Gewaltgeschichte und Vergessen

Cord Riechelmann
Gewaltgeschichte und Vergessen

Seminar, Deutsch/Englisch, 2 SWS, 2 ECTS
Donnerstags, 6 Termine, 16-20 Uhr: 25.4., 23.5., 6.6., 27.6., 4.7., 18.7.2024, Hardenbergstr. 33, Raum 110

Anmeldung auf Moodle beginnt am 15.04.2024:
https://moodle.udk-berlin.de/moodle/course/view.php?id=2240
Moodle Enrollment Key / Einschreibeschlüssel: gewalt

Gewalt durchzieht die Moderne, wie extrem unfreie Arbeit die Geschichte des Kapitalismus begleitet. Gewalt verstanden als etwas, das körperlich erfahren wird, das von Körpern an Körpern ausgeübt wird, ist eine historische Erfahrungsweise wie es eine historische Handlungsform ist. Gewalt macht den Körper selbst zu einem gewaltkolonialen Archiv. Zu einem Archiv, das nicht bloß die Wunden der eigenen Gewalterfahrung eines Individuums mit seinen auch schützenden Erinnerungsverlusten mit sich trägt, sondern noch Generationen später symptomal in Erscheinung treten kann, ohne das so ohne weiteres der Anlass der Symptome am Körper der später Geborenen identifiziert werden könnte. Das ist eine Tatsache, die die neueren Neurowissenschaften so klar diagnostizieren, wie sie gesellschaftlich immer noch unverarbeitet ist. Die Kulturwissenschaftlerin Iris Därmann, die nicht nur die Gewaltgeschichten von versklavten Menschen und internierten KZ-Häftlingen untersucht hat, sondern auch die sie begleitenden politischen Philosophien, hat für das Kontinuum der Gewalt vom Kolonialismus bis in die neueren Gewaltregime wie das der Nazis eine sie durchziehende Kraft gefunden, die sie „Gewaltlust“ nennt. Demnach sind die Gewaltexzesse des Kolonialismus wie der Faschismen der Vergangenheit und Gegenwart nicht einfach bürokratische Handlungsformen, sondern immer mit einer sadistischen (Gewalt-) Lusterfahrung verbunden, die bis heute auch unserer Alltagspraxen durchzieht. Im Seminar soll ausgehend von den Texten Därmanns auch nach Formen der Möglichkeit der Unterbrechung des Gewaltkontinuums z.B. in antisadistischen Schreibweisen wie sie Frantz Fanon, Rene Girard, Primo Levi und Saidiya Hartman entwickelt haben, gefragt werden.

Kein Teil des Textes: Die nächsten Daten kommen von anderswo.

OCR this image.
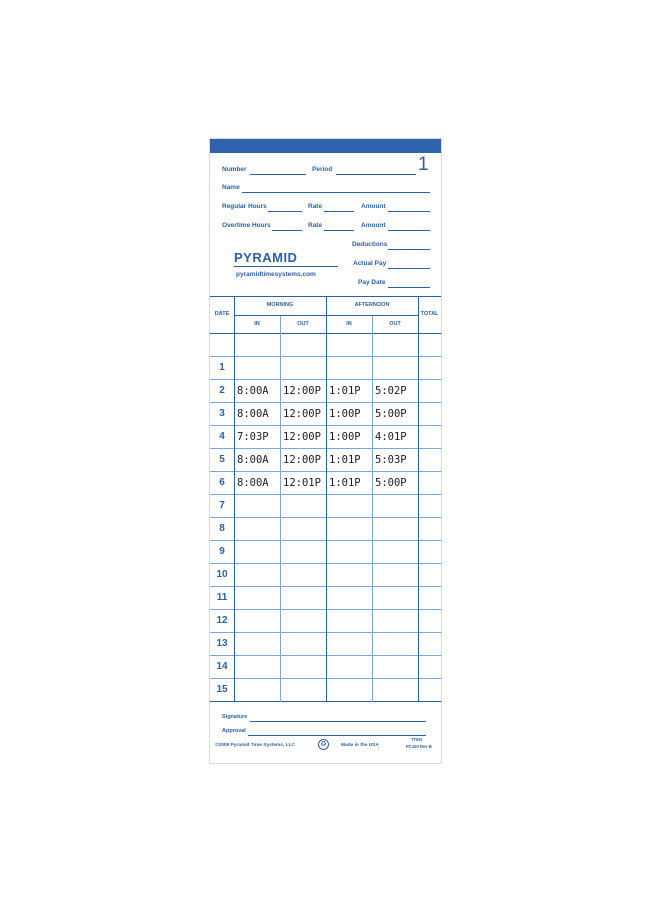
Number	Period	1
Name
Regular Hours	Rate	Amount
Overtime Hours	Rate	Amount
Deductions
Actual Pay
Pay Date
PYRAMID
pyramidtimesystems.com
DATE
MORNING	AFTERNOON
TOTAL
IN	OUT	IN	OUT
1
2	8:00A 12:00P 1:01P 5:02P
3	8:00A 12:00P 1:00P 5:00P
4	7:03P 12:00P 1:00P 4:01P
5	8:00A 12:00P 1:01P 5:03P
6	8:00A 12:01P 1:01P 5:00P
7
8
9
10
11
12
13
14
15
Signature
Approval
©2009 Pyramid Time Systems, LLC	♻	Made in the USA
TTEN
PC420 Rev B
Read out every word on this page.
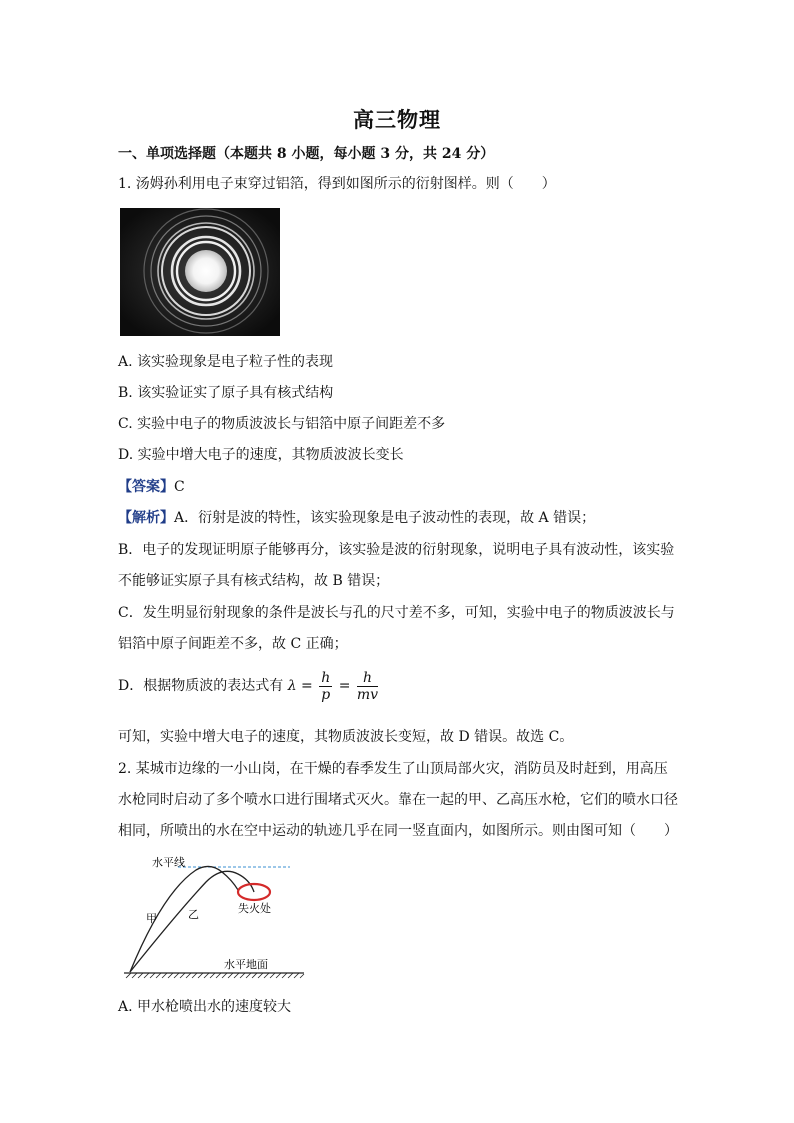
高三物理
一、单项选择题（本题共 8 小题，每小题 3 分，共 24 分）
1. 汤姆孙利用电子束穿过铝箔，得到如图所示的衍射图样。则（　　）
A. 该实验现象是电子粒子性的表现
B. 该实验证实了原子具有核式结构
C. 实验中电子的物质波波长与铝箔中原子间距差不多
D. 实验中增大电子的速度，其物质波波长变长
【答案】C
【解析】A．衍射是波的特性，该实验现象是电子波动性的表现，故 A 错误；
B．电子的发现证明原子能够再分，该实验是波的衍射现象，说明电子具有波动性，该实验
不能够证实原子具有核式结构，故 B 错误；
C．发生明显衍射现象的条件是波长与孔的尺寸差不多，可知，实验中电子的物质波波长与
铝箔中原子间距差不多，故 C 正确；
D．根据物质波的表达式有 $\lambda = \frac{h}{p} = \frac{h}{mv}$
可知，实验中增大电子的速度，其物质波波长变短，故 D 错误。故选 C。
2. 某城市边缘的一小山岗，在干燥的春季发生了山顶局部火灾，消防员及时赶到，用高压
水枪同时启动了多个喷水口进行围堵式灭火。靠在一起的甲、乙高压水枪，它们的喷水口径
相同，所喷出的水在空中运动的轨迹几乎在同一竖直面内，如图所示。则由图可知（　　）
水平线
甲	乙	失火处
水平地面
A. 甲水枪喷出水的速度较大
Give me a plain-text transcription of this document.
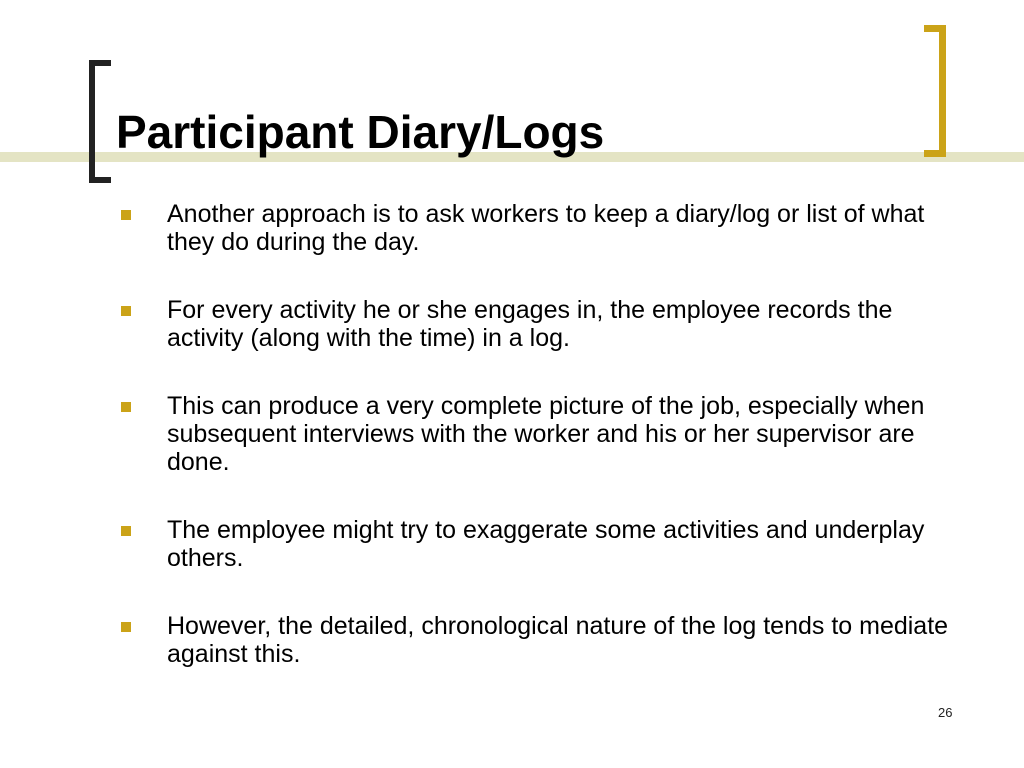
Participant Diary/Logs
Another approach is to ask workers to keep a diary/log or list of what they do during the day.
For every activity he or she engages in, the employee records the activity (along with the time) in a log.
This can produce a very complete picture of the job, especially when subsequent interviews with the worker and his or her supervisor are done.
The employee might try to exaggerate some activities and underplay others.
However, the detailed, chronological nature of the log tends to mediate against this.
26
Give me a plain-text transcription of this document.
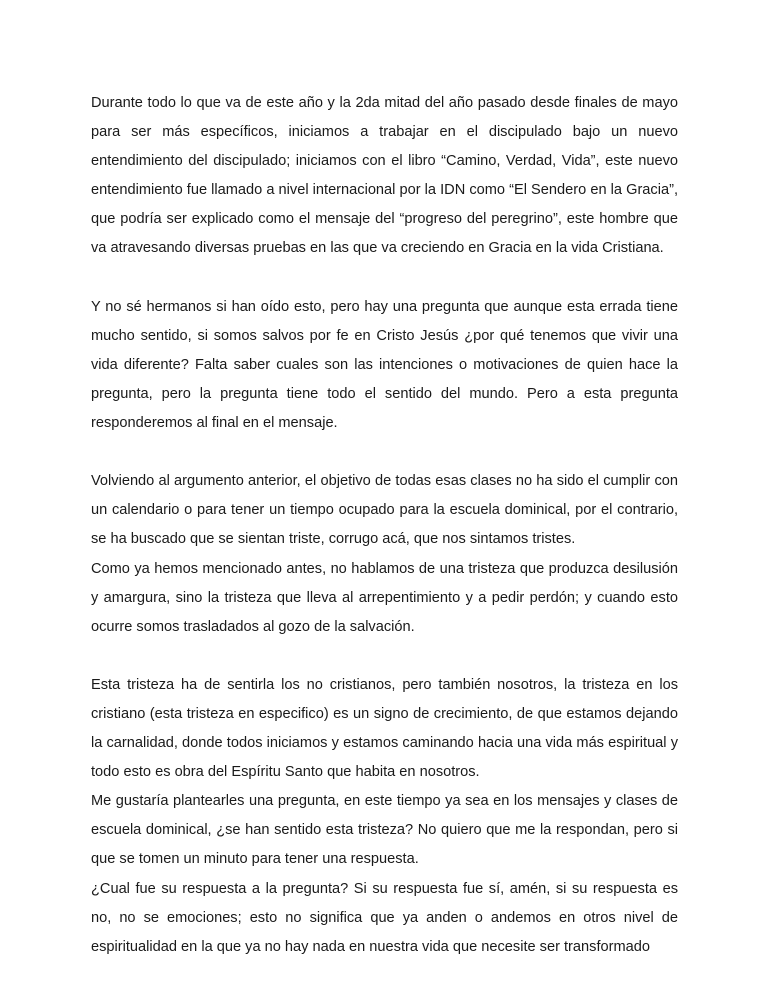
Durante todo lo que va de este año y la 2da mitad del año pasado desde finales de mayo para ser más específicos, iniciamos a trabajar en el discipulado bajo un nuevo entendimiento del discipulado; iniciamos con el libro “Camino, Verdad, Vida”, este nuevo entendimiento fue llamado a nivel internacional por la IDN como “El Sendero en la Gracia”, que podría ser explicado como el mensaje del “progreso del peregrino”, este hombre que va atravesando diversas pruebas en las que va creciendo en Gracia en la vida Cristiana.

Y no sé hermanos si han oído esto, pero hay una pregunta que aunque esta errada tiene mucho sentido, si somos salvos por fe en Cristo Jesús ¿por qué tenemos que vivir una vida diferente? Falta saber cuales son las intenciones o motivaciones de quien hace la pregunta, pero la pregunta tiene todo el sentido del mundo. Pero a esta pregunta responderemos al final en el mensaje.

Volviendo al argumento anterior, el objetivo de todas esas clases no ha sido el cumplir con un calendario o para tener un tiempo ocupado para la escuela dominical, por el contrario, se ha buscado que se sientan triste, corrugo acá, que nos sintamos tristes.

Como ya hemos mencionado antes, no hablamos de una tristeza que produzca desilusión y amargura, sino la tristeza que lleva al arrepentimiento y a pedir perdón; y cuando esto ocurre somos trasladados al gozo de la salvación.

Esta tristeza ha de sentirla los no cristianos, pero también nosotros, la tristeza en los cristiano (esta tristeza en especifico) es un signo de crecimiento, de que estamos dejando la carnalidad, donde todos iniciamos y estamos caminando hacia una vida más espiritual y todo esto es obra del Espíritu Santo que habita en nosotros.

Me gustaría plantearles una pregunta, en este tiempo ya sea en los mensajes y clases de escuela dominical, ¿se han sentido esta tristeza? No quiero que me la respondan, pero si que se tomen un minuto para tener una respuesta.

¿Cual fue su respuesta a la pregunta? Si su respuesta fue sí, amén, si su respuesta es no, no se emociones; esto no significa que ya anden o andemos en otros nivel de espiritualidad en la que ya no hay nada en nuestra vida que necesite ser transformado
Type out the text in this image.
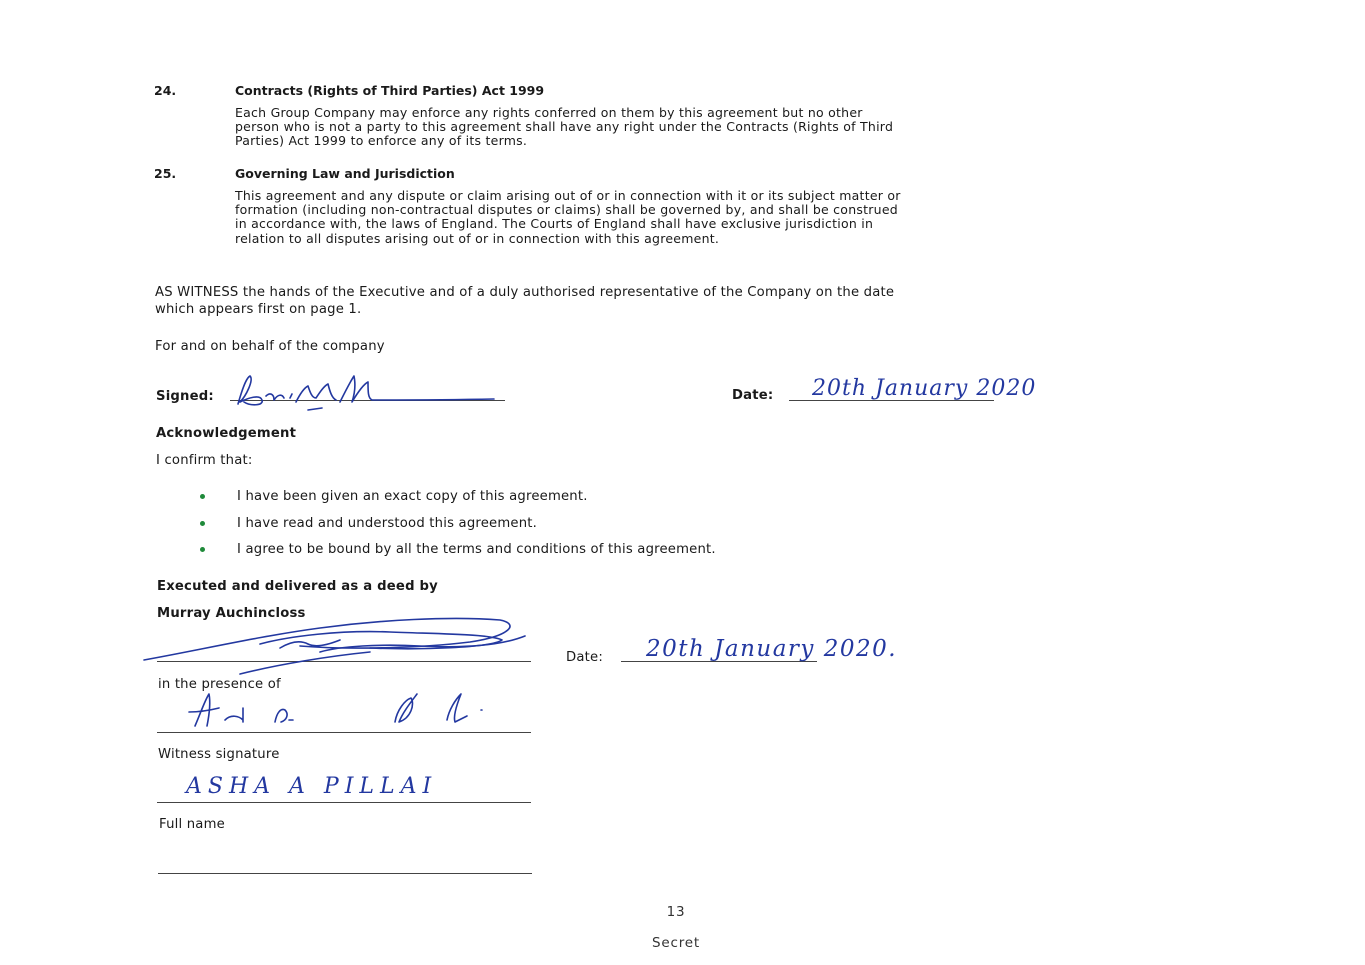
24.	Contracts (Rights of Third Parties) Act 1999
Each Group Company may enforce any rights conferred on them by this agreement but no other
person who is not a party to this agreement shall have any right under the Contracts (Rights of Third
Parties) Act 1999 to enforce any of its terms.
25.	Governing Law and Jurisdiction
This agreement and any dispute or claim arising out of or in connection with it or its subject matter or
formation (including non-contractual disputes or claims) shall be governed by, and shall be construed
in accordance with, the laws of England. The Courts of England shall have exclusive jurisdiction in
relation to all disputes arising out of or in connection with this agreement.
AS WITNESS the hands of the Executive and of a duly authorised representative of the Company on the date
which appears first on page 1.
For and on behalf of the company
Signed:	Date: 20th January 2020
Acknowledgement
I confirm that:
I have been given an exact copy of this agreement.
I have read and understood this agreement.
I agree to be bound by all the terms and conditions of this agreement.
Executed and delivered as a deed by
Murray Auchincloss
Date: 20th January 2020.
in the presence of
Witness signature
ASHA A PILLAI
Full name
13
Secret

Literatur (in zeitlicher Folge der Behandlung im Seminar):
Teresa Koloma Beck / Klaus Schlichte: Theorien der Gewalt. Zur Einführung.Hamburg 2014.
Iris Därmann: Undienlichkeit. Gewaltgeschichte und politische Philosophie.Berlin 2020.
dieselbe: Sadismus mit und ohne Sade.Berlin 2023.
Frantz Fanon: Schwarze Haut, weiße Masken. Wien 2016.
Rene Girard: Das Heilige und die Gewalt.Ostfildern 2012.
Saidiya Hartmann: Diese bittere Erde (ist womöglich nicht, was sie scheint). Berlin 2022.
Primo Levi: Ist das eine Mensch? München 2011.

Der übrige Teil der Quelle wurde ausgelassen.